Reflections from the eye of TS Lee

It's difficult to fathom that my relationship to this city has everything to do with hurricane Katrina.  The storm's aftermath began my family's relationship to New Orleans, and now years later I'm beginning to call it home.  There are hordes like me who found New Orleans in the time since - young people who've migrated here for the reasonable rents, exciting bar and music scenes, collaborations with non-profits, and perhaps the sense of purpose that comes with inhabiting a place in dramatic flux, the rare place whose permanence is brought into question.  In our minds, perhaps, each of us believes our presence here is an act of committed preservation.
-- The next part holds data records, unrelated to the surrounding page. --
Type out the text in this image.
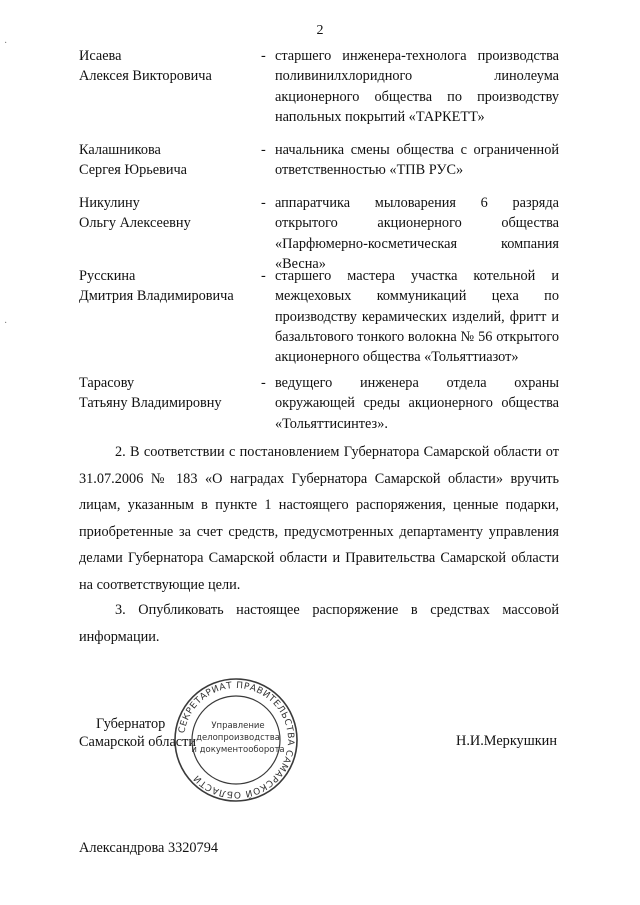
·
·
2
Исаева
Алексея Викторовича
- старшего инженера-технолога производства поливинилхлоридного линолеума акционерного общества по производству напольных покрытий «ТАРКЕТТ»
Калашникова
Сергея Юрьевича
- начальника смены общества с ограниченной ответственностью «ТПВ РУС»
Никулину
Ольгу Алексеевну
- аппаратчика мыловарения 6 разряда открытого акционерного общества «Парфюмерно-косметическая компания «Весна»
Русскина
Дмитрия Владимировича
- старшего мастера участка котельной и межцеховых коммуникаций цеха по производству керамических изделий, фритт и базальтового тонкого волокна № 56 открытого акционерного общества «Тольяттиазот»
Тарасову
Татьяну Владимировну
- ведущего инженера отдела охраны окружающей среды акционерного общества «Тольяттисинтез».

2. В соответствии с постановлением Губернатора Самарской области от 31.07.2006 № 183 «О наградах Губернатора Самарской области» вручить лицам, указанным в пункте 1 настоящего распоряжения, ценные подарки, приобретенные за счет средств, предусмотренных департаменту управления делами Губернатора Самарской области и Правительства Самарской области на соответствующие цели.

3. Опубликовать настоящее распоряжение в средствах массовой информации.

Губернатор
Самарской области
СЕКРЕТАРИАТ ПРАВИТЕЛЬСТВА САМАРСКОЙ ОБЛАСТИ
Управление
делопроизводства
и документооборота
Н.И.Меркушкин
Александрова 3320794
There are also the non-profits, the charter management companies, the TV and film producers, the celebrities, all of whom have flocked here to make their mark or their dollar or both, many with questionable results for the people who've lived here much longer, who called it home before and after the storm and floods, who may or may not have asked for help in this form, who may or may not appreciate the influx of outsiders who've suddenly taken an interest.

Katrina altered or destroyed so many lives here.  The wreckage is still evident in lower-income parts of the city.  Memories are still vivid.  One of my co-workers yesterday shared his experience of witnessing the downed trees, flooded streets, houses lifted and dropped several blocks away, and the dogs, dozens of dogs, pitbulls hungry barking on street corners.  Six years after the storm his voice still carried the storm's ominous weight, like a ship sinking slowly.
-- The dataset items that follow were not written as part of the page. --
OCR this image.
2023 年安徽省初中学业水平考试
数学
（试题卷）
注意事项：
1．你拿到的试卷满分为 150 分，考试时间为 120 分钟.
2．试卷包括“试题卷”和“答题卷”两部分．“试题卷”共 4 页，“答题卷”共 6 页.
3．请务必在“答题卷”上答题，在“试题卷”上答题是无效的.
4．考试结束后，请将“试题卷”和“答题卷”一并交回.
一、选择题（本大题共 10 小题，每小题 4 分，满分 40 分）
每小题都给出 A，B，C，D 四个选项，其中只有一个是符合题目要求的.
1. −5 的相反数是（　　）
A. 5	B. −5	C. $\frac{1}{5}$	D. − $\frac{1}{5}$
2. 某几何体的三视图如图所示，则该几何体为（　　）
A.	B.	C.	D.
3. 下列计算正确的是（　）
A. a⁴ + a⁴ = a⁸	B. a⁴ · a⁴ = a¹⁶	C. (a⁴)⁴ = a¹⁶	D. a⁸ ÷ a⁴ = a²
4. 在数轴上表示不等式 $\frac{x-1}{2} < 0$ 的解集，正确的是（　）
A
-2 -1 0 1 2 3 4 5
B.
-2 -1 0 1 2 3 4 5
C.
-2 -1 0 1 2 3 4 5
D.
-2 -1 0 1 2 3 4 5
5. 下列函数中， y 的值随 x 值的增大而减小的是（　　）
The irony isn't lost on me: without that unnatural disaster**, I'd likely never have found myself in New Orleans.

I'm not entirely sure what moved me to come here.  In part, I think, is my belief that you can learn an awful lot about a society and a culture when you spend time on or around its margins.  I felt that most strongly working at the prison garden, and I've felt it here in each of my visits.  I've spent most of my life in places that hide much of the nature of our society and culture - Westchester County and Pomona College are paradigms, places that represent achievement and prosperity yet obscure the commensurate exploitation and exclusion - and this city seems a little more honest.  Not that Katrina was the cause of much of the marginalization here - it existed long before and will continue to exist long after - but it did exacerbate it, expand it, and bring it to light for me.  Nor does my experience here necessarily give me a view into that marginalization.  That's up to me to locate and engage with responsibly.

Since I am necessarily an outsider here - and perhaps an extremely temporary one - I think it's only appropriate that I try to defer humbly to the customs, values, and cultures that were here long before August 29th, 2005.
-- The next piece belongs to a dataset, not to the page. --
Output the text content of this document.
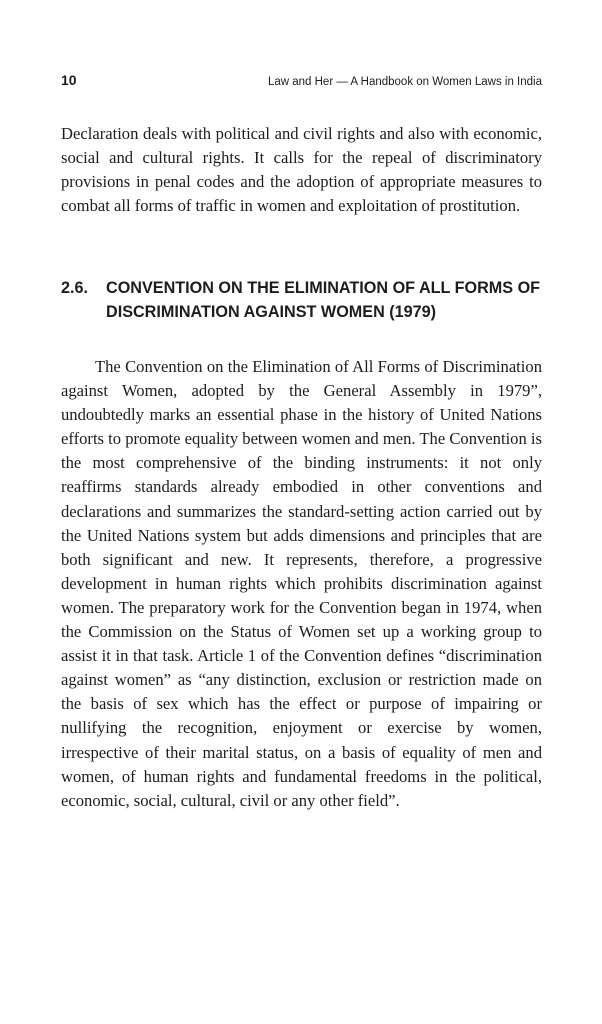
10	Law and Her — A Handbook on Women Laws in India

Declaration deals with political and civil rights and also with economic, social and cultural rights. It calls for the repeal of discriminatory provisions in penal codes and the adoption of appropriate measures to combat all forms of traffic in women and exploitation of prostitution.

2.6.	CONVENTION ON THE ELIMINATION OF ALL FORMS OF DISCRIMINATION AGAINST WOMEN (1979)

The Convention on the Elimination of All Forms of Discrimination against Women, adopted by the General Assembly in 1979”, undoubtedly marks an essential phase in the history of United Nations efforts to promote equality between women and men. The Convention is the most comprehensive of the binding instruments: it not only reaffirms standards already embodied in other conventions and declarations and summarizes the standard-setting action carried out by the United Nations system but adds dimensions and principles that are both significant and new. It represents, therefore, a progressive development in human rights which prohibits discrimination against women. The preparatory work for the Convention began in 1974, when the Commission on the Status of Women set up a working group to assist it in that task. Article 1 of the Convention defines “discrimination against women” as “any distinction, exclusion or restriction made on the basis of sex which has the effect or purpose of impairing or nullifying the recognition, enjoyment or exercise by women, irrespective of their marital status, on a basis of equality of men and women, of human rights and fundamental freedoms in the political, economic, social, cultural, civil or any other field”.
This place will teach me if I let it.



**make no mistake that an appropriate system of levees - the one that was planned decades ago and never completed - would have prevented the storm surges that flooded the city, caused billions of property damage, lead to thousands of deaths, displaced hundreds of thousands, and ruined so many lives.  This is to say nothing of the complete failure of the immediate response, ongoing rebuilding funds, and insurance coverage in the years that followed.